NHS management fellows are commissioners who are seconded into a university research team and their colleagues, Researchers in Residence, are the reverse – researchers seconded to a CCG commissioning team. Their role is to act as translators between the academic and service environment, bringing their skills and knowledge from one environment to the other, identifying NHS-relevant research questions and promoting the co-production of high impact research.

Resources

Despite having the right leadership and organisational processes guiding staff to work in an evidence-informed way, knowledge and skills are still needed to make the right way the easy way.
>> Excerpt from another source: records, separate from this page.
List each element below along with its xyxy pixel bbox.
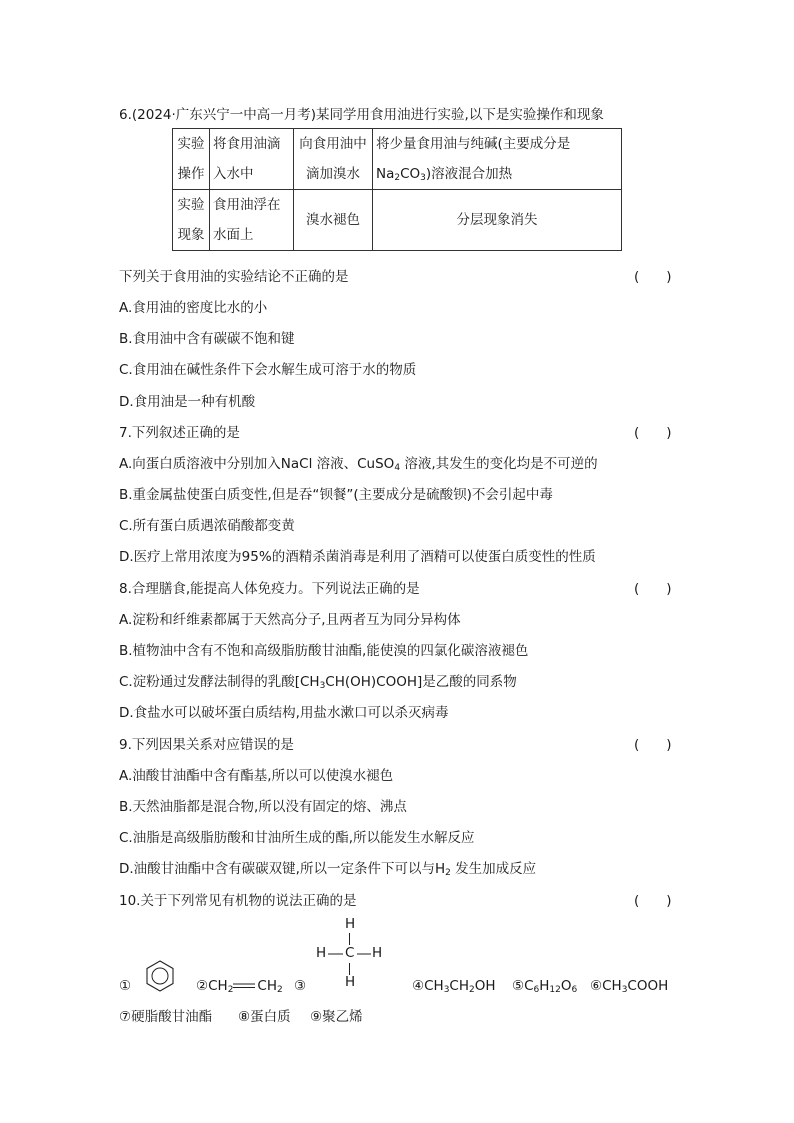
table-cell: 将少量食用油与纯碱(主要成分是 $Na_2CO_3$)溶液混合加热 bbox=[373, 129, 622, 190]
table-cell: 将食用油滴 入水中 bbox=[210, 129, 294, 190]
q6-title: 6.(2024·广东兴宁一中高一月考)某同学用食用油进行实验,以下是实验操作和现象 bbox=[119, 107, 604, 123]
q8-title: 8.合理膳食,能提高人体免疫力。下列说法正确的是 bbox=[119, 581, 420, 597]
answer-blank: ( ) bbox=[634, 893, 672, 909]
q7-option-d: D.医疗上常用浓度为95%的酒精杀菌消毒是利用了酒精可以使蛋白质变性的性质 bbox=[119, 549, 596, 565]
table-cell: 向食用油中 滴加溴水 bbox=[294, 129, 373, 190]
q8-option-d: D.食盐水可以破坏蛋白质结构,用盐水漱口可以杀灭病毒 bbox=[119, 705, 449, 721]
q9-option-d: D.油酸甘油酯中含有碳碳双键,所以一定条件下可以与$H_2$ 发生加成反应 bbox=[119, 861, 537, 878]
q10-item-3: ③ bbox=[294, 978, 307, 994]
q8-option-b: B.植物油中含有不饱和高级脂肪酸甘油酯,能使溴的四氯化碳溶液褪色 bbox=[119, 643, 529, 659]
table-header-operation: 实验 操作 bbox=[173, 129, 210, 190]
methane-bonds-icon bbox=[316, 916, 386, 996]
answer-blank: ( ) bbox=[634, 269, 672, 285]
q10-title: 10.关于下列常见有机物的说法正确的是 bbox=[119, 893, 357, 909]
table-header-phenomenon: 实验 现象 bbox=[173, 190, 210, 251]
q10-item-6: $⑥CH_3COOH$ bbox=[590, 978, 669, 995]
q6-option-b: B.食用油中含有碳碳不饱和键 bbox=[119, 331, 295, 347]
benzene-structure-icon bbox=[140, 958, 180, 992]
q9-option-c: C.油脂是高级脂肪酸和甘油所生成的酯,所以能发生水解反应 bbox=[119, 830, 475, 846]
q10-item-4: $④CH_3CH_2OH$ bbox=[412, 978, 496, 995]
table-cell: 分层现象消失 bbox=[373, 190, 622, 251]
q6-option-c: C.食用油在碱性条件下会水解生成可溶于水的物质 bbox=[119, 362, 417, 378]
q9-option-a: A.油酸甘油酯中含有酯基,所以可以使溴水褪色 bbox=[119, 768, 394, 784]
double-bond-icon bbox=[232, 982, 256, 990]
q8-option-a: A.淀粉和纤维素都属于天然高分子,且两者互为同分异构体 bbox=[119, 612, 461, 628]
q6-option-d: D.食用油是一种有机酸 bbox=[119, 394, 256, 410]
q7-option-b: B.重金属盐使蛋白质变性,但是吞“钡餐”(主要成分是硫酸钡)不会引起中毒 bbox=[119, 487, 553, 503]
q8-option-c: C.淀粉通过发酵法制得的乳酸$[CH_3CH(OH)COOH]$是乙酸的同系物 bbox=[119, 674, 517, 691]
answer-blank: ( ) bbox=[634, 581, 672, 597]
table-cell: 溴水褪色 bbox=[294, 190, 373, 251]
table-cell: 食用油浮在 水面上 bbox=[210, 190, 294, 251]
q7-option-a: A.向蛋白质溶液中分别加入NaCl 溶液、CuSO$_4$ 溶液,其发生的变化均是不可逆的 bbox=[119, 456, 598, 473]
q7-title: 7.下列叙述正确的是 bbox=[119, 425, 240, 441]
answer-blank: ( ) bbox=[634, 737, 672, 753]
q10-item-9: ⑨聚乙烯 bbox=[310, 1009, 363, 1025]
q10-item-2: $②CH_2$ $CH_2$ bbox=[196, 978, 283, 995]
q10-item-7: ⑦硬脂酸甘油酯 bbox=[119, 1009, 213, 1025]
experiment-table bbox=[172, 128, 622, 251]
table-row-phenomenon bbox=[173, 190, 622, 251]
table-row-operation bbox=[173, 129, 622, 190]
q9-title: 9.下列因果关系对应错误的是 bbox=[119, 737, 294, 753]
q7-option-c: C.所有蛋白质遇浓硝酸都变黄 bbox=[119, 518, 295, 534]
answer-blank: ( ) bbox=[634, 425, 672, 441]
q9-option-b: B.天然油脂都是混合物,所以没有固定的熔、沸点 bbox=[119, 799, 407, 815]
q6-stem: 下列关于食用油的实验结论不正确的是 bbox=[119, 269, 349, 285]
q10-item-8: ⑧蛋白质 bbox=[238, 1009, 291, 1025]
q6-option-a: A.食用油的密度比水的小 bbox=[119, 300, 268, 316]
q10-item-1: ① bbox=[119, 978, 132, 994]
methane-structure: H H C H H bbox=[316, 916, 386, 996]
q10-item-5: $⑤C_6H_{12}O_6$ bbox=[512, 978, 578, 995]
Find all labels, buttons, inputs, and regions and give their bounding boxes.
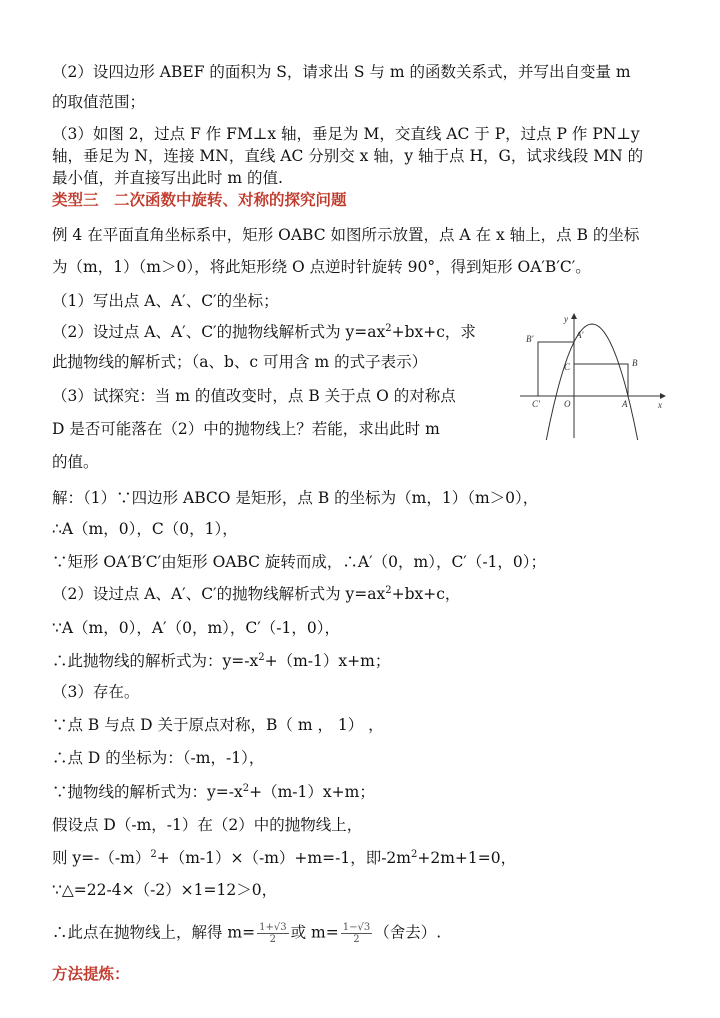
label-x: x <box>658 400 662 410</box>
text-line <box>52 848 516 868</box>
y-axis-arrow-icon <box>571 313 577 319</box>
superscript: 2 <box>385 584 392 596</box>
fraction <box>257 922 288 945</box>
text-line: 例 4 在平面直角坐标系中，矩形 OABC 如图所示放置，点 A 在 x 轴上，点 B 的坐标 <box>52 226 640 244</box>
x-axis-arrow-icon <box>660 393 666 399</box>
text-segment: ∵抛物线的解析式为：y=-x <box>52 783 243 801</box>
text-line: 为（m，1）（m＞0），将此矩形绕 O 点逆时针旋转 90°，得到矩形 OA′B′C′。 <box>52 258 591 276</box>
text-line <box>52 651 390 671</box>
text-line: 解：（1）∵四边形 ABCO 是矩形，点 B 的坐标为（m，1）（m＞0）， <box>52 489 539 507</box>
text-line: （3）试探究：当 m 的值改变时，点 B 关于点 O 的对称点 <box>52 387 456 405</box>
text-line: （3）如图 2，过点 F 作 FM⊥x 轴，垂足为 M，交直线 AC 于 P，过点 P 作 PN⊥y <box>52 125 640 143</box>
text-segment: （2）设过点 A、A′、C′的抛物线解析式为 y=ax <box>52 323 386 341</box>
text-line: 轴，垂足为 N，连接 MN，直线 AC 分别交 x 轴，y 轴于点 H，G，试求线段 MN 的 <box>52 147 644 165</box>
text-segment: 或 m= <box>290 923 339 942</box>
text-segment: +bx+c，求 <box>391 323 476 341</box>
label-a: A <box>622 399 628 409</box>
label-b-prime: B′ <box>526 334 534 344</box>
superscript: 2 <box>385 322 392 334</box>
text-segment: +bx+c， <box>391 585 461 603</box>
text-segment: +（m-1）x+m； <box>264 652 391 670</box>
fraction-denominator: 2 <box>353 934 360 945</box>
label-c: C <box>564 362 571 372</box>
superscript: 2 <box>411 848 418 860</box>
superscript: 2 <box>258 651 265 663</box>
fraction <box>341 922 372 945</box>
text-line: 最小值，并直接写出此时 m 的值. <box>52 169 283 187</box>
section-heading: 类型三 二次函数中旋转、对称的探究问题 <box>52 190 347 209</box>
text-line <box>52 322 476 342</box>
text-segment: ∴此点在抛物线上，解得 m= <box>52 923 256 942</box>
text-line: （2）设四边形 ABEF 的面积为 S，请求出 S 与 m 的函数关系式，并写出自变量 m <box>52 63 631 81</box>
method-heading: 方法提炼： <box>52 964 130 983</box>
text-line <box>52 922 441 945</box>
text-line: ∴A（m，0），C（0，1）， <box>52 520 238 538</box>
superscript: 2 <box>242 782 250 794</box>
text-line: ∵△=22-4×（-2）×1=12＞0， <box>52 881 278 899</box>
text-segment: +2m+1=0， <box>417 849 517 867</box>
text-line: （1）写出点 A、A′、C′的坐标； <box>52 292 279 310</box>
text-line: 此抛物线的解析式；（a、b、c 可用含 m 的式子表示） <box>52 353 428 371</box>
text-segment: ∴此抛物线的解析式为：y=-x <box>52 652 259 670</box>
text-line: ∴点 D 的坐标为：（-m，-1）， <box>52 749 265 767</box>
text-line: D 是否可能落在（2）中的抛物线上？若能，求出此时 m <box>52 420 440 438</box>
label-a-prime: A′ <box>576 330 584 340</box>
fraction-denominator: 2 <box>269 934 277 945</box>
parabola-curve <box>540 324 644 440</box>
superscript: 2 <box>150 848 157 860</box>
fraction-numerator: 1+√3 <box>259 922 287 933</box>
text-segment: 则 y=-（-m） <box>52 849 151 867</box>
label-o: O <box>564 399 571 409</box>
text-line: 的值。 <box>52 453 99 471</box>
parabola-figure <box>518 312 670 440</box>
fraction-numerator: 1−√3 <box>342 922 371 933</box>
text-line: 的取值范围； <box>52 93 146 111</box>
text-segment: （舍去）. <box>374 923 442 942</box>
text-line <box>52 584 460 604</box>
label-c-prime: C′ <box>532 399 540 409</box>
label-b: B <box>632 358 638 368</box>
text-segment: （2）设过点 A、A′、C′的抛物线解析式为 y=ax <box>52 585 386 603</box>
label-y: y <box>564 314 568 324</box>
text-segment: +（m-1）x+m； <box>249 783 375 801</box>
text-line: 假设点 D（-m，-1）在（2）中的抛物线上， <box>52 816 363 834</box>
text-line <box>52 782 375 802</box>
text-line: ∵A（m，0），A′（0，m），C′（-1，0）， <box>52 619 340 637</box>
text-line: ∵点 B 与点 D 关于原点对称，B（ m ， 1） ， <box>52 716 384 734</box>
text-segment: +（m-1）×（-m）+m=-1，即-2m <box>156 849 411 867</box>
text-line: ∵矩形 OA′B′C′由矩形 OABC 旋转而成，∴A′（0，m），C′（-1，0）； <box>52 553 547 571</box>
text-line: （3）存在。 <box>52 683 140 701</box>
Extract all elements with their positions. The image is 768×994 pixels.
Training workshops based on practical toolkits can give the confidence to get started and signpost to existing but often under-used resources such as the library and knowledge services, public health, commissioning support units and regional CLAHRCs (Collaboration for Leadership in Applied Health Research and Care).

The challenge

In a world of crushing timelines and the need for in-year savings, how do organisations create the financial and strategic space to develop an evidence informed approach – one that offers few quick fixes but longer term benefits? But then that’s the point: The less money and time there is, the greater the need for a culture that reduces the waste from initiating or continuing ineffective and harmful services and products.

By using just a tiny proportion of the health and care spend in a better evidenced and evaluated way, it would save millions. Now more than ever, there is too much at stake in the NHS to take anything other than an evidence-informed approach. We can’t afford not to.